反观他身旁的刘瑱,一身石青色妆花缎的斗篷已是极为贵气,脱下斗篷后,下面穿的是鸦青色内袍,浅雕云纹的玉带挎在腰间,玉冠束发,额间还带着同为鸦青色的素面绒抹额。
整个人看着华丽矜贵,在外人看来,这样的人物定是那些勋贵和簪缨世家才能养出来的公子。

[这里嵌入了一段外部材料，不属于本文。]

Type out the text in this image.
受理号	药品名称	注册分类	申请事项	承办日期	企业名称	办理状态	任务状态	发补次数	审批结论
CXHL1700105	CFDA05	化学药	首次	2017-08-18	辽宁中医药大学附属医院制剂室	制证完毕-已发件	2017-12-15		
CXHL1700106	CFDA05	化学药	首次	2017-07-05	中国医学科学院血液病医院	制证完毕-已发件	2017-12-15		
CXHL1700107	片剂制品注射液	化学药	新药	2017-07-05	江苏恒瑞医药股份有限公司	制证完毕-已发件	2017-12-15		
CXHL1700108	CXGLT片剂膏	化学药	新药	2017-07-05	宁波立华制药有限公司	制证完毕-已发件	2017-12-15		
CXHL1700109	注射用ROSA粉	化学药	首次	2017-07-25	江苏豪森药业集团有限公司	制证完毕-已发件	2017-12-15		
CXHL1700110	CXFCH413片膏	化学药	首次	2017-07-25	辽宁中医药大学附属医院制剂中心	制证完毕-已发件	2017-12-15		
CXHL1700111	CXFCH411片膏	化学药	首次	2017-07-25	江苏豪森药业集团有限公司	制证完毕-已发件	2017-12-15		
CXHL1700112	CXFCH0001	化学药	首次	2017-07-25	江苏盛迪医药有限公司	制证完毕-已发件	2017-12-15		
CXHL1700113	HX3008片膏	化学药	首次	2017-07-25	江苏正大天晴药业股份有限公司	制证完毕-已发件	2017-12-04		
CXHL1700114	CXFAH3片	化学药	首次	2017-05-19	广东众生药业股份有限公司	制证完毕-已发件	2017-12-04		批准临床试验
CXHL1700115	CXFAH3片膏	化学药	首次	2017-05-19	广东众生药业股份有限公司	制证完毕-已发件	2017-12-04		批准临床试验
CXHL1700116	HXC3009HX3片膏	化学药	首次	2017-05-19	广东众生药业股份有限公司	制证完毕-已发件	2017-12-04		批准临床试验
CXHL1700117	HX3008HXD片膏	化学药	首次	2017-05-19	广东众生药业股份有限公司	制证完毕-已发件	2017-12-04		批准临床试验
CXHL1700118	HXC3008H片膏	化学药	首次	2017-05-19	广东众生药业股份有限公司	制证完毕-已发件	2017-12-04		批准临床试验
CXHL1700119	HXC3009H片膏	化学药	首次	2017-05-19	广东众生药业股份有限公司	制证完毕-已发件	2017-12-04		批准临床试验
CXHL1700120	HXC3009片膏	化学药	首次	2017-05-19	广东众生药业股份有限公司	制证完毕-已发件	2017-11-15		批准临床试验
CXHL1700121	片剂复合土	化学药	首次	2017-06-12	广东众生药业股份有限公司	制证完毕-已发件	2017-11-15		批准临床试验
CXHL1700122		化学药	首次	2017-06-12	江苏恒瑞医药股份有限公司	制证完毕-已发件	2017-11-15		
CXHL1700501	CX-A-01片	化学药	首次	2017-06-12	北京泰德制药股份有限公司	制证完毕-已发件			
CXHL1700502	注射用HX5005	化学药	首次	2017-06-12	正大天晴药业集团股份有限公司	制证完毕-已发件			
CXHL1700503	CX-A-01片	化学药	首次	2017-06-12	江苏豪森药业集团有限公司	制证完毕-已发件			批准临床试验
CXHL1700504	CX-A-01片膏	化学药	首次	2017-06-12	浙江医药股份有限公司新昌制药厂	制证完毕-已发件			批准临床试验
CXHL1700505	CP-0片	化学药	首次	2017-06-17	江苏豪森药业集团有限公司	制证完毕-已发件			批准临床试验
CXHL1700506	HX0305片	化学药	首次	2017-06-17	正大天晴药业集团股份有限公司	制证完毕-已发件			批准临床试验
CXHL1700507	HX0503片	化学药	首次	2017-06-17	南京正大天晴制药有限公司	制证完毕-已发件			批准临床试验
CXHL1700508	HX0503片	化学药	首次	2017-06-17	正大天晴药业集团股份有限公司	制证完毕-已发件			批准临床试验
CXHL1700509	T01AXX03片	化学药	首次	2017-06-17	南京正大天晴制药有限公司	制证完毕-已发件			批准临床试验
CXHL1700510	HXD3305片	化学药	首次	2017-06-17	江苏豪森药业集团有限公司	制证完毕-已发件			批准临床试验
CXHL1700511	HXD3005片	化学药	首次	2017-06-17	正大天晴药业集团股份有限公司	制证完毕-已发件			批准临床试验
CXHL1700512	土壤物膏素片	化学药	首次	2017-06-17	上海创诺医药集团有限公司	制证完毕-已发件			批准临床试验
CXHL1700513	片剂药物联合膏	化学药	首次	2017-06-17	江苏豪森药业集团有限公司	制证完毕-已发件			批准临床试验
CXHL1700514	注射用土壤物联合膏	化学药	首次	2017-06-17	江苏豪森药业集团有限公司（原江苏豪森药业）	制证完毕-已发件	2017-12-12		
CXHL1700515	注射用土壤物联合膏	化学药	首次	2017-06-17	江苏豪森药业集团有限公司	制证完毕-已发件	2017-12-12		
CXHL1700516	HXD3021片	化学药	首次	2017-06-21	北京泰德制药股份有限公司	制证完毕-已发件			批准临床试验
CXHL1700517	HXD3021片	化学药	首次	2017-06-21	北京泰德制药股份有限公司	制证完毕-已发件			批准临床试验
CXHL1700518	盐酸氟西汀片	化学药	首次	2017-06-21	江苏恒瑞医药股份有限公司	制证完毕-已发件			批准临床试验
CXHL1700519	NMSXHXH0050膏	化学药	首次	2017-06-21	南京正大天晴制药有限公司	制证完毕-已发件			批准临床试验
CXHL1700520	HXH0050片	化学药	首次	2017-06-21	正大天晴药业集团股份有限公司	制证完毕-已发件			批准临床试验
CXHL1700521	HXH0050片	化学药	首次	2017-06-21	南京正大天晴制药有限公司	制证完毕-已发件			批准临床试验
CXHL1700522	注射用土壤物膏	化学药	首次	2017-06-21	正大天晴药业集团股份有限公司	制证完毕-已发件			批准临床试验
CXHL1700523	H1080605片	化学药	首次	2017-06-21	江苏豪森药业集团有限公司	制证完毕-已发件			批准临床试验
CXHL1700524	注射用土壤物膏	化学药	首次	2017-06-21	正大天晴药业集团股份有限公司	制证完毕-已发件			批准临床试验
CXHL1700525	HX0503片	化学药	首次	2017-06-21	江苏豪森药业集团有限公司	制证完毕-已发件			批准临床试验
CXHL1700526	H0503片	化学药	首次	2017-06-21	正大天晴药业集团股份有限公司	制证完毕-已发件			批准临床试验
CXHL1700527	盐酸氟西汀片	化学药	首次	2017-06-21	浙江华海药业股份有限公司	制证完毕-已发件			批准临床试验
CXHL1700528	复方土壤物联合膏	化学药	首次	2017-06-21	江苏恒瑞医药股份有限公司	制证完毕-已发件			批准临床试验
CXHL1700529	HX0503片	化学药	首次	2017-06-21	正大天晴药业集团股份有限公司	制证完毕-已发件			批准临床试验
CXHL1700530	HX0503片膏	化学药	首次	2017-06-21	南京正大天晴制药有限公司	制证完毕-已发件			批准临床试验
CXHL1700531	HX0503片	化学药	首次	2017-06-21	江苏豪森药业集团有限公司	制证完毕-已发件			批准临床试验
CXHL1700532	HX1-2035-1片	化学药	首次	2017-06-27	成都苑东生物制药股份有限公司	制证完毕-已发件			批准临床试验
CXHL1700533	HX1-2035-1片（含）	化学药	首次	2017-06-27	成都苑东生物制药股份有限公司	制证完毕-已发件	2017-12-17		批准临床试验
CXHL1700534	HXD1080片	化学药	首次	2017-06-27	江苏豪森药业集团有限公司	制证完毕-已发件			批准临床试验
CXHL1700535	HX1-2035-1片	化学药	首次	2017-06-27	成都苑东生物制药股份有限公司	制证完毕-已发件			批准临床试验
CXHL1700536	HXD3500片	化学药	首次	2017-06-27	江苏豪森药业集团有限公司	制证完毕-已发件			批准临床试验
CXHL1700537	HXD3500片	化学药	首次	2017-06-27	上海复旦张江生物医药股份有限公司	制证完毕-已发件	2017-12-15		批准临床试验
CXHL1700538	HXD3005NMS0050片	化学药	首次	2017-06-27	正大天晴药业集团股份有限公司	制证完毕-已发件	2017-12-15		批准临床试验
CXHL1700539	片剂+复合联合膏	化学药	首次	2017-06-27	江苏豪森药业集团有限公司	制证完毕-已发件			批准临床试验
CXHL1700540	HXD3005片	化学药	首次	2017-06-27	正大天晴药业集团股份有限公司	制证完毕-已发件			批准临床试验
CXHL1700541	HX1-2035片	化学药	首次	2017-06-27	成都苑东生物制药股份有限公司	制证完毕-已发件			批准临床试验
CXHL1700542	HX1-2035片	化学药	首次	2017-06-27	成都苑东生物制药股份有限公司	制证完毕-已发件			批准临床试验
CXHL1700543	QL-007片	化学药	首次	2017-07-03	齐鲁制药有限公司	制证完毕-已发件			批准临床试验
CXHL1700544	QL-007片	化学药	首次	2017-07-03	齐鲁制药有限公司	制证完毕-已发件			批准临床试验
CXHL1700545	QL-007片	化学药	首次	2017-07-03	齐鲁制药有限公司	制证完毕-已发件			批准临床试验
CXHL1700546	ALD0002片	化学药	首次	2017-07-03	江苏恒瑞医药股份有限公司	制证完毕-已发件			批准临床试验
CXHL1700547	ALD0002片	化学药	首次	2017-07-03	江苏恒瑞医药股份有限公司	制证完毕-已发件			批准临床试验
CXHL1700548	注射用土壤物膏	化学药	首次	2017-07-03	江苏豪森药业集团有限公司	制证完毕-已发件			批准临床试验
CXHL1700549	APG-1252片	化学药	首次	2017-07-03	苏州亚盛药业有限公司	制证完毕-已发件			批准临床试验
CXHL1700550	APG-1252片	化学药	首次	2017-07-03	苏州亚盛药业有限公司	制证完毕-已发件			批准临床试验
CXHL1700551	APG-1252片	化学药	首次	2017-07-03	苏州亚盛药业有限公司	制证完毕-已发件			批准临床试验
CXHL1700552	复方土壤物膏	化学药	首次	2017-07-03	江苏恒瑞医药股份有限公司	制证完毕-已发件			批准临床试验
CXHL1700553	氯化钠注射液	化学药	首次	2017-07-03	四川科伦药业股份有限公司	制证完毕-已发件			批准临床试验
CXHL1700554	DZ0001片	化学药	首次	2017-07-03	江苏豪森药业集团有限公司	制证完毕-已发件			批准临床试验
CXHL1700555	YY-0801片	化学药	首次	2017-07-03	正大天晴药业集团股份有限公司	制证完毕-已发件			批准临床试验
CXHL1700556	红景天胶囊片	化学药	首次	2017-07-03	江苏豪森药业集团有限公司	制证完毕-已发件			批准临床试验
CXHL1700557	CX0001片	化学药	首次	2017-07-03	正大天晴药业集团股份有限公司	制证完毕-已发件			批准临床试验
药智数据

金花听到门外的动静,抬头一看,搁下手中的笔,起身朝着他两人福了福身,“三爷,世子。”
赵恒策行至金花的桌前,“你这是在做什么。”
金花:“这些名单原是我年前就整出来的,昨日和书文略微整了整,方才又核了契书,等会打算挨个上门去询,若有成的,先当场签了白契,之后再做打算。”
赵恒策:“我跟着一起,咱们人多,问的也快。”
金花:“三爷不必,这些我皆心中有数,我带着书文前去就好,这里您不用操心。”
见金花坚持,赵恒策只好作罢。
半响后院那群汉子都没了动静,那些人看到刘瑱那等人物,皆不敢高声阔论了。
就连笑的最畅快的郭铁都有些拘谨了。
这时,洪四提着自己的包袱从后院与铺子连着的那道门进了铺子。
“东家,这是我家婆娘做的酥叶,您若是不嫌弃可以尝尝。”
赵恒策笑着接过,“怎会嫌弃,替我给嫂子问个好,心意我收下了。”
刘瑱原以为要与赵恒策因着铺子的事要耗一整日。
出门后,刘瑱接过听竹手中的披风,对赵恒策说,“你这丫鬟聪慧能干,行事也有担当,倒是让人省心不少。”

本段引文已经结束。